Halicki spells out in her appeal that after watching the 2000 remake movie and recognizing the extraordinary cachet and appeal of “Eleanor,” Shelby teamed up with Unique Performance to manufacture and sell high-priced knock-off cars that look like one version of “Eleanor,” openly trading on the popularity of “Gone in 60 Seconds.” Despite the fact that Halicki and (her late husband) H.B. “Toby” Halicki have been using those marks worldwide for 33 years, (www.gonein60seconds.com) and thus own the common-law “Eleanor” mark, Shelby went as far as to register a trademark on the character’s name “Eleanor” without contacting Disney or Halicki.
“Using his fame as a legendary car designer, Shelby has convinced consumers and the automotive press that he has the right to produce a new ‘Eleanor’ for the masses,” Halicki points out in her brief prepared by Koepke, an experienced appellate advocate and intellectual property expert. “His bootstrapping scheme with Unique has racked up millions of dollars in profits and confused consumers as to who created 'Eleanor,’” asserts Koepke in the brief.
Shelby and Unique’s chief defense was not that they didn’t infringe, but that Halicki had no standing to bring suit against them. Instead, they argued, it was Disney that owned the “Eleanor” merchandising rights from the 2000 remake “Gone in 60 Seconds.” The District Court adopted this crabbed reading of the agreement between Halicki and Disney despite the fact that Disney signed a separate acknowledgment that it was Halicki who retained the merchandising rights to the remake “Eleanor,” not Disney.

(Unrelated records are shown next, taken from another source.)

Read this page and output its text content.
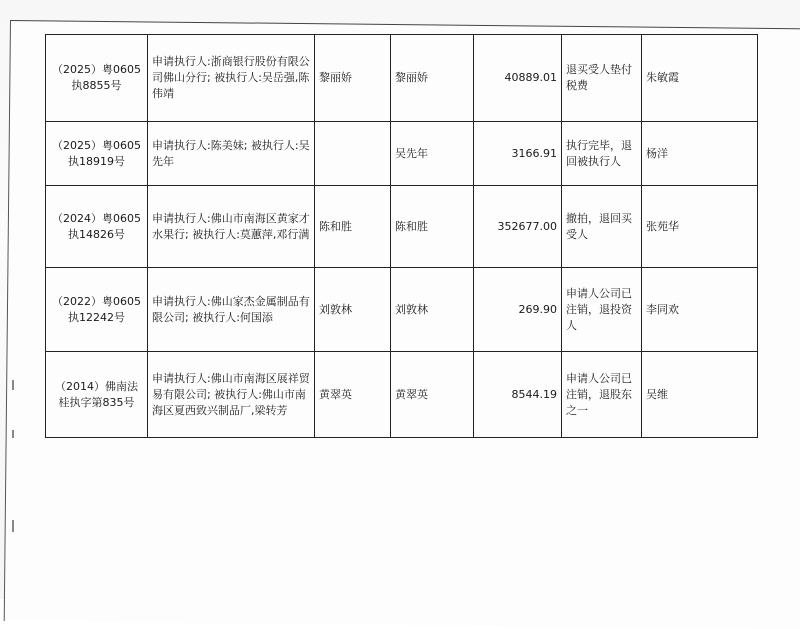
（2025）粤0605执8855号	申请执行人:浙商银行股份有限公司佛山分行; 被执行人:吴岳强,陈伟靖	黎丽娇	黎丽娇	40889.01	退买受人垫付税费	朱敏霞
（2025）粤0605执18919号	申请执行人:陈美妹; 被执行人:吴先年		吴先年	3166.91	执行完毕，退回被执行人	杨洋
（2024）粤0605执14826号	申请执行人:佛山市南海区黄家才水果行; 被执行人:莫蕙萍,邓行满	陈和胜	陈和胜	352677.00	撤拍，退回买受人	张苑华
（2022）粤0605执12242号	申请执行人:佛山家杰金属制品有限公司; 被执行人:何国添	刘敦林	刘敦林	269.90	申请人公司已注销，退投资人	李同欢
（2014）佛南法桂执字第835号	申请执行人:佛山市南海区展祥贸易有限公司; 被执行人:佛山市南海区夏西致兴制品厂,梁转芳	黄翠英	黄翠英	8544.19	申请人公司已注销，退股东之一	吴维
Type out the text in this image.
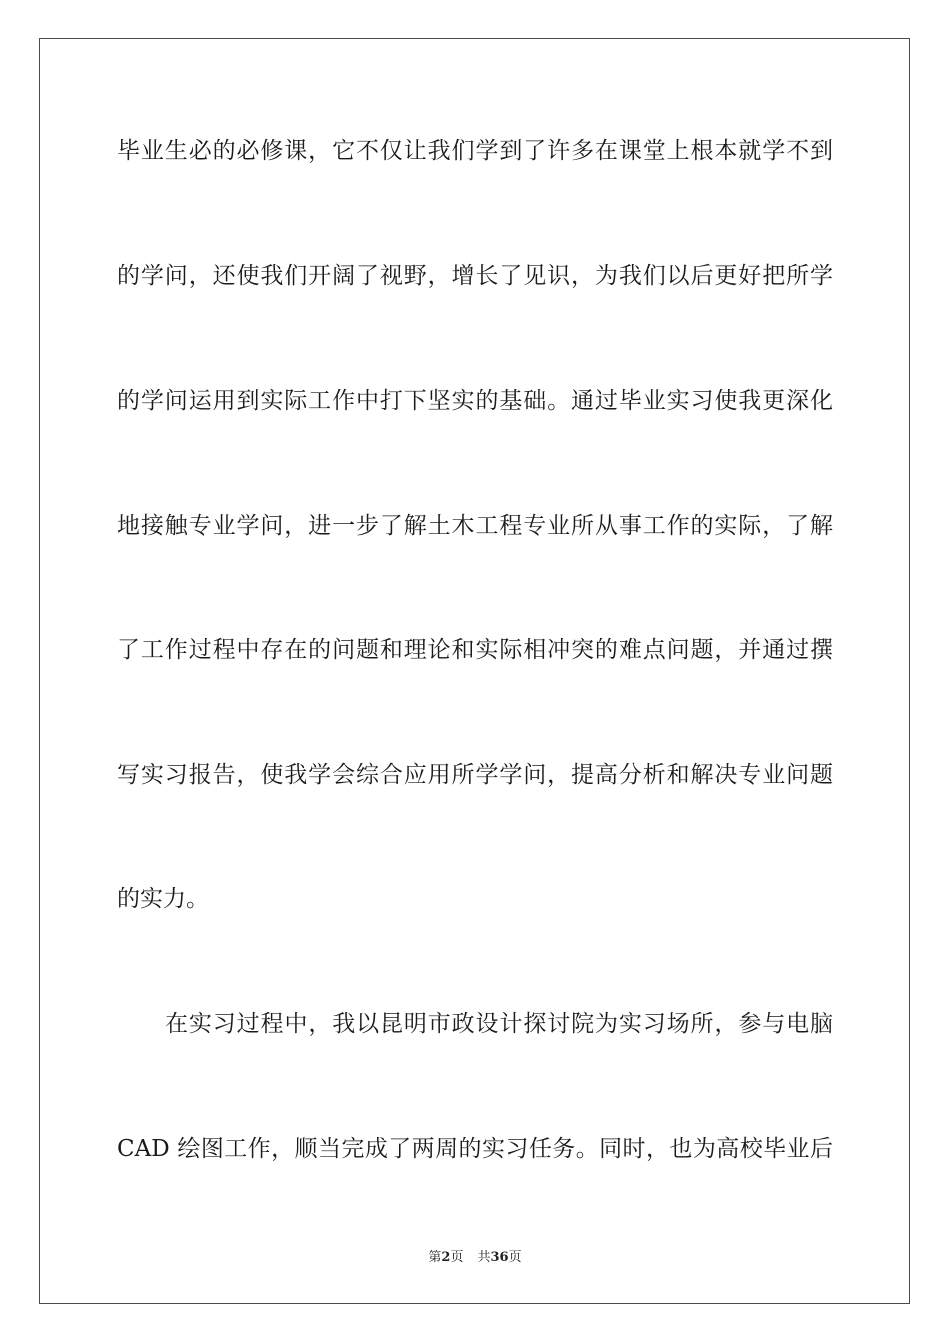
毕业生必的必修课，它不仅让我们学到了许多在课堂上根本就学不到
的学问，还使我们开阔了视野，增长了见识，为我们以后更好把所学
的学问运用到实际工作中打下坚实的基础。通过毕业实习使我更深化
地接触专业学问，进一步了解土木工程专业所从事工作的实际，了解
了工作过程中存在的问题和理论和实际相冲突的难点问题，并通过撰
写实习报告，使我学会综合应用所学学问，提高分析和解决专业问题
的实力。
在实习过程中，我以昆明市政设计探讨院为实习场所，参与电脑
CAD 绘图工作，顺当完成了两周的实习任务。同时，也为高校毕业后
第2页 共36页
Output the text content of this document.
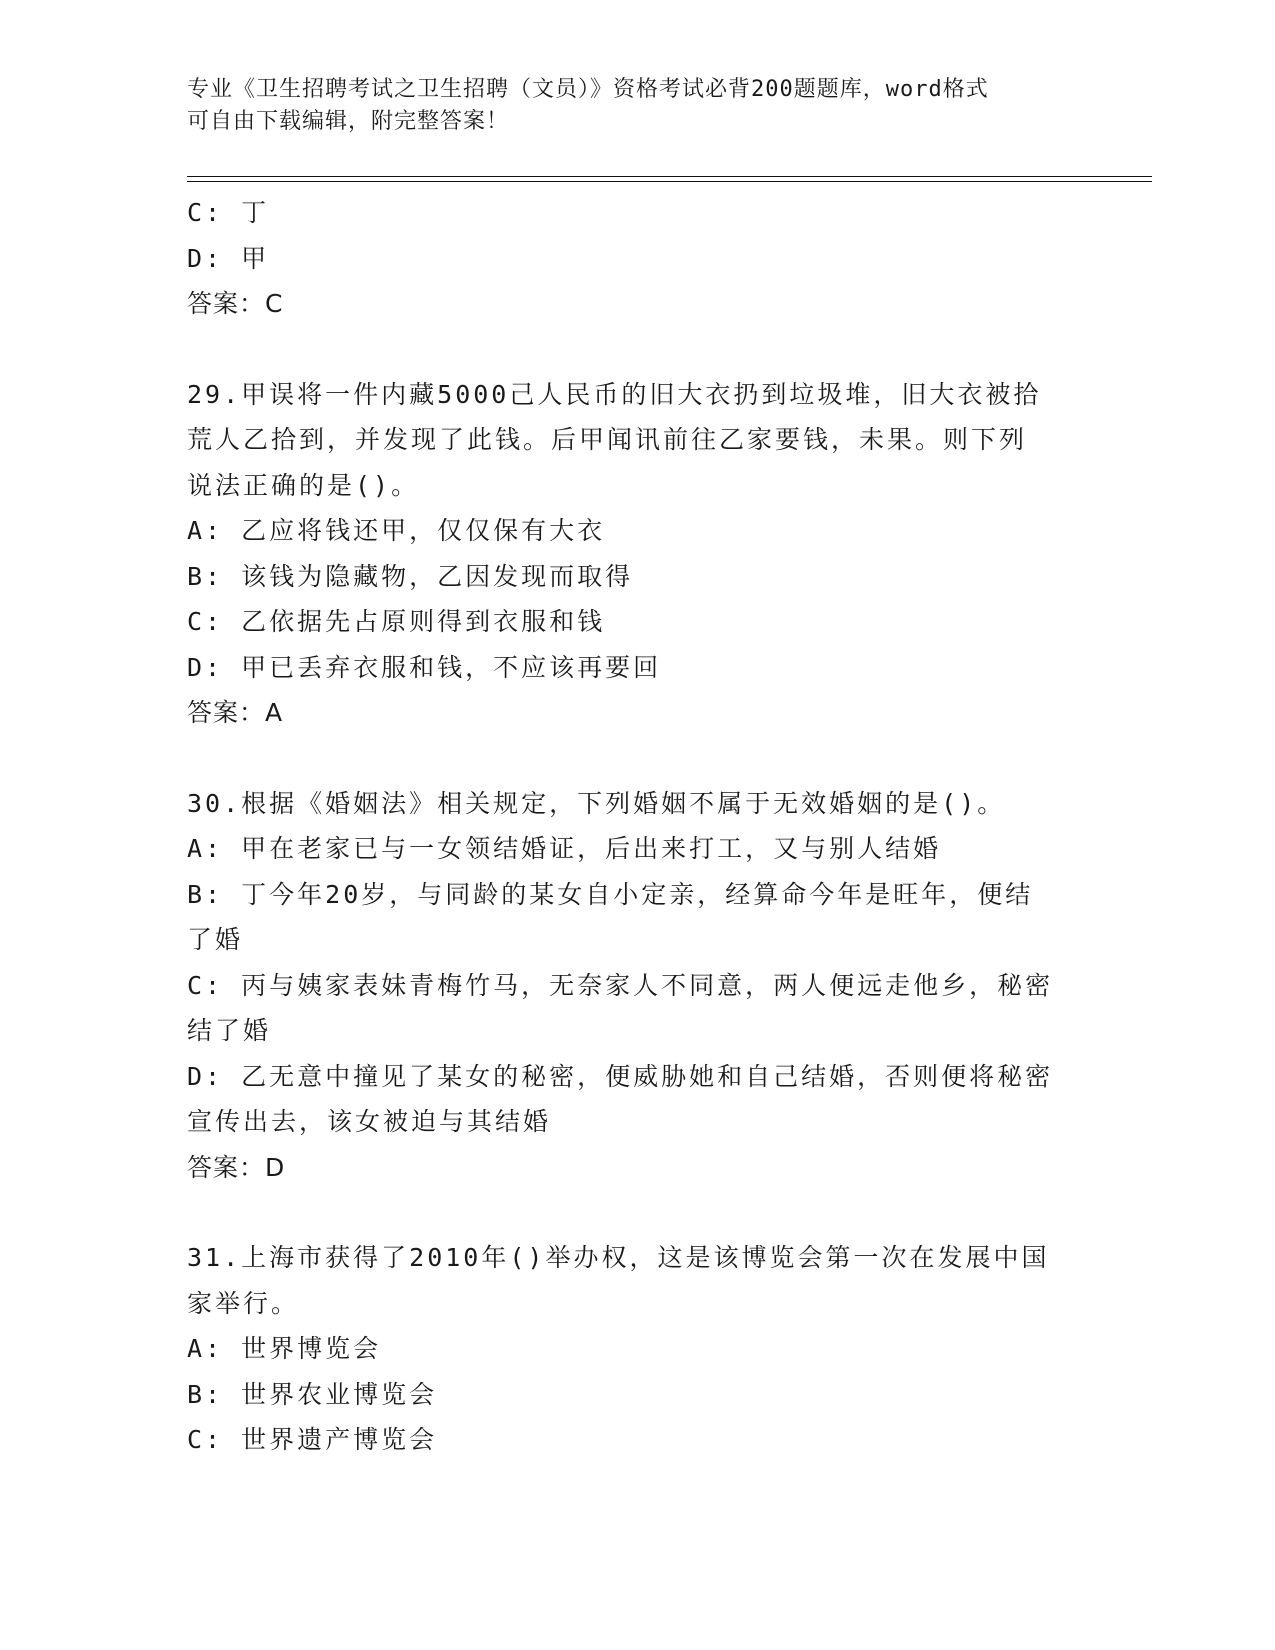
专业《卫生招聘考试之卫生招聘（文员）》资格考试必背200题题库，word格式
可自由下载编辑，附完整答案！
C: 丁
D: 甲
答案：C
29.甲误将一件内藏5000己人民币的旧大衣扔到垃圾堆，旧大衣被拾
荒人乙拾到，并发现了此钱。后甲闻讯前往乙家要钱，未果。则下列
说法正确的是()。
A: 乙应将钱还甲，仅仅保有大衣
B: 该钱为隐藏物，乙因发现而取得
C: 乙依据先占原则得到衣服和钱
D: 甲已丢弃衣服和钱，不应该再要回
答案：A
30.根据《婚姻法》相关规定，下列婚姻不属于无效婚姻的是()。
A: 甲在老家已与一女领结婚证，后出来打工，又与别人结婚
B: 丁今年20岁，与同龄的某女自小定亲，经算命今年是旺年，便结
了婚
C: 丙与姨家表妹青梅竹马，无奈家人不同意，两人便远走他乡，秘密
结了婚
D: 乙无意中撞见了某女的秘密，便威胁她和自己结婚，否则便将秘密
宣传出去，该女被迫与其结婚
答案：D
31.上海市获得了2010年()举办权，这是该博览会第一次在发展中国
家举行。
A: 世界博览会
B: 世界农业博览会
C: 世界遗产博览会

“When faced with both parties to the agreement unequivocally saying that Halicki, not Disney, owns the merchandising rights to 'Eleanor' from the original and the remake, it was error under California law for the District Court to construe the agreement otherwise, much less grant summary judgment to defendants,” Koepke explained to the federal appellate court.
Halicki’s brief describes how Shelby had nothing to do with the creation of either the original or the remake “Eleanor,” yet the defendants printed the character’s name on the VIN tag and added the letter “E” to the name of their knock-off car, calling it the “Shelby G.T. 500E.” Moreover, the brief details how defendants promote the replicas as “Eleanor” of the “recent action-packed blockbuster movie ‘Gone in 60 Seconds,'" promising the car would come with a certificate of authenticity from the “originator of the ‘Eleanor’ movie car (Shelby).”
“We believe that the issues in this case are very clear and Halicki will be granted an opportunity to bring her claims of defendants’ pirating her intellectual property rights to a jury,” concluded Koepke.